Spécialiste de l’étude des réactions chimiques se déroulant à la surface de solides, il a été, dans les années 1960, l’un des premiers à discerner le potentiel que représentaient en ce domaine de nouvelles technologies développées dans l’industrie des semi-conducteurs, permettant de produire et de manipuler des matériaux sans contaminations perturbatrices. Il a progressivement élaboré une méthodologie en montrant comment la combinaison de différentes procédures expérimentales permet d’obtenir une image complète d’une réaction de surface.
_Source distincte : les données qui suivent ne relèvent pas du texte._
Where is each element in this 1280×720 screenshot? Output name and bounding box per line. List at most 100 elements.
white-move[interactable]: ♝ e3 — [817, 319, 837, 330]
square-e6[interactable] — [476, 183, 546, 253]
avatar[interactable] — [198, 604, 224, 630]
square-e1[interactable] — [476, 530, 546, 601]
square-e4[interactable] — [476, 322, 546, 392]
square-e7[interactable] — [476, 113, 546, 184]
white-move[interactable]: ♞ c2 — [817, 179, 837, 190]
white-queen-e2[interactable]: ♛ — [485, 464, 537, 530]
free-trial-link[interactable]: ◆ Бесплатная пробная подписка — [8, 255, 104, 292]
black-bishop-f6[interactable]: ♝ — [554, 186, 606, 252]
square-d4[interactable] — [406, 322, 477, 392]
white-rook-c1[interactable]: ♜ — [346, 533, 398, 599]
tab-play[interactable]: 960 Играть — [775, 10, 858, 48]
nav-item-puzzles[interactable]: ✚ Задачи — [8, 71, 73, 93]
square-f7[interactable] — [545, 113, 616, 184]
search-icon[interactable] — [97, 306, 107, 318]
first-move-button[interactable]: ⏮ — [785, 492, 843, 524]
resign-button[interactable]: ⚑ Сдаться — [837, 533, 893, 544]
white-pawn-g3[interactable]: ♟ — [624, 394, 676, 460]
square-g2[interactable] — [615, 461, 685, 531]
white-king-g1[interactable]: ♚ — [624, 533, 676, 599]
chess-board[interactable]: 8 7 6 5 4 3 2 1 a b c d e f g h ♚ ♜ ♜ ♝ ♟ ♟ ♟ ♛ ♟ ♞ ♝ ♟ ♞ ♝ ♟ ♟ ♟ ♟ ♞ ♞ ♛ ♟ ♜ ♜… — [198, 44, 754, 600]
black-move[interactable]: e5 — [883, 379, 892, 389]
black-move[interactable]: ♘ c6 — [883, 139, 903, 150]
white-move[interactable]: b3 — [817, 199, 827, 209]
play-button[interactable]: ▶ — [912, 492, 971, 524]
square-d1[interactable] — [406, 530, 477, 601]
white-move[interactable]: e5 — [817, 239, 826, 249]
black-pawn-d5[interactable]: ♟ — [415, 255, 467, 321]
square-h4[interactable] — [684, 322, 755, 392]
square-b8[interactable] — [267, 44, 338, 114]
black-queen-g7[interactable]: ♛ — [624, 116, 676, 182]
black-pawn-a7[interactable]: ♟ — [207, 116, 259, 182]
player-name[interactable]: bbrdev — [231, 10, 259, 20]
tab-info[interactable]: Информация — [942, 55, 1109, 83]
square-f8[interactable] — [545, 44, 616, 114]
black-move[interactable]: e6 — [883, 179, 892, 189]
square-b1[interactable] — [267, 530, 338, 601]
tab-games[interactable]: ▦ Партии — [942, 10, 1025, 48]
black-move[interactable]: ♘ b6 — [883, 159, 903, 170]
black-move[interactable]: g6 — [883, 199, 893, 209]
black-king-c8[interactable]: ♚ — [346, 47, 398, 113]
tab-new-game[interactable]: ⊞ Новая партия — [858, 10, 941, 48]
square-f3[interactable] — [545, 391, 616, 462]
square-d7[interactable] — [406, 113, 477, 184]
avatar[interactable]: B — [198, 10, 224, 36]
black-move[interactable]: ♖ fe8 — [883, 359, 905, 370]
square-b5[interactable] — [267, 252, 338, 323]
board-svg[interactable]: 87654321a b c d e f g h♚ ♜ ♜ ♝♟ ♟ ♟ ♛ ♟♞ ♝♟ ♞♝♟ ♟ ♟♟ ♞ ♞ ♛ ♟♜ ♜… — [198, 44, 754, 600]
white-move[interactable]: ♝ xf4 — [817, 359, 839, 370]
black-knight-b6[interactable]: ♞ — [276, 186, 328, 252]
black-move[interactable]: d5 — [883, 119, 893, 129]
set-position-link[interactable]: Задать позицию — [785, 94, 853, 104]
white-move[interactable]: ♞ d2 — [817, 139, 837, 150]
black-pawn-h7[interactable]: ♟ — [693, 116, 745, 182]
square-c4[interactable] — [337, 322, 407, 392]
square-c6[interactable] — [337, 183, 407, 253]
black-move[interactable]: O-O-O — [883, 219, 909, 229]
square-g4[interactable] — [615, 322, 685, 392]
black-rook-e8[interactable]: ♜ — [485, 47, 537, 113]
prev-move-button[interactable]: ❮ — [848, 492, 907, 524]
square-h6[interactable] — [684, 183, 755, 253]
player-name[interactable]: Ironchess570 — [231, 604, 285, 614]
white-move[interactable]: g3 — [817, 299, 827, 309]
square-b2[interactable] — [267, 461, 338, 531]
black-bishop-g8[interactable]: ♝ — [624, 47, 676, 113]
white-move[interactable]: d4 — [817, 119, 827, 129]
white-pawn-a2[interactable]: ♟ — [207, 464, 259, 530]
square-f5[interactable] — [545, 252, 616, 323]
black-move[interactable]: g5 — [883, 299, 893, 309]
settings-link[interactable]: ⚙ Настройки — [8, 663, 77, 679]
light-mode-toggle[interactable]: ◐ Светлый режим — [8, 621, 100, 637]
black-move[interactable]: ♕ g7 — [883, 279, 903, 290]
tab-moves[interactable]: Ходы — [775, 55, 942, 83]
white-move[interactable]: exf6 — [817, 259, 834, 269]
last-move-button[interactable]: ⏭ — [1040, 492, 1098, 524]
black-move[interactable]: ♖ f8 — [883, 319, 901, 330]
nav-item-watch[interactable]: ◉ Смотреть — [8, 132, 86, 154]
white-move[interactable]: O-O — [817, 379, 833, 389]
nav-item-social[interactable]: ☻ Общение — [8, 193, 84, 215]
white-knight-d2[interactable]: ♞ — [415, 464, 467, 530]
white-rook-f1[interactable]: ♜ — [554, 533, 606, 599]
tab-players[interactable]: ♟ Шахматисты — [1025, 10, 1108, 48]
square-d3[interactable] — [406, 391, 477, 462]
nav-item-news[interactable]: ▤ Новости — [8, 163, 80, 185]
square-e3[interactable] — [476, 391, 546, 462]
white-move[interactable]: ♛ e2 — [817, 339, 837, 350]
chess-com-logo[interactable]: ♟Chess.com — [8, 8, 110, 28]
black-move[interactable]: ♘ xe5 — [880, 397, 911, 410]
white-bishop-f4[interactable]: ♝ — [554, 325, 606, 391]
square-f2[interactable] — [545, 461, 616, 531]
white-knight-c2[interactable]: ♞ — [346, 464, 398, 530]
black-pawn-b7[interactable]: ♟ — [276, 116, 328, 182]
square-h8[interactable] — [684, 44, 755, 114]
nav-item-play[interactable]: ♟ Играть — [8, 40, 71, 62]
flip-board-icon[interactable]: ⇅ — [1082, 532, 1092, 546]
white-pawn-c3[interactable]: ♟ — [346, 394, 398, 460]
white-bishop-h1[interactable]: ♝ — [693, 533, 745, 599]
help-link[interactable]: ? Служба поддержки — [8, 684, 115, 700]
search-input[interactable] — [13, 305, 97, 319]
Ses recherches ont porté notamment sur les mécanismes intervenant à l’échelle moléculaire lors de la réaction de synthèse de l’ammoniac du procédé Haber-Bosch, largement utilisé dans la fabrication des engrais azotés. Ce procédé permet d’obtenir de l’ammoniac en faisant réagir de l’azote, extrait de l’air, avec de l’hydrogène, en présence de fer comme catalyseur. G. Ertl a étudié la réaction étape par étape : il a, par exemple, observé dans une chambre à vide l’interaction entre les atomes d’azote et la surface solide du fer ; il a également eu recours à différentes méthodes de spectroscopie pour distinguer l’azote moléculaire et l’azote atomique. Il est ainsi parvenu à décrire en détail chaque étape du procédé. Il a de même élucidé les mécanismes d’autres réactions catalytiques, en visualisant grâce à la microscopie électronique certains phénomènes qui se produisent lors de ces réactions. Ses travaux sur la catalyse par le platine ont conduit à la mise au point des pots d’échappement catalytiques. Plus récemment, il a concentré ses recherches sur les réactions de l’hydrogène avec les surfaces métalliques. (Prix Nobel de chimie 2007.)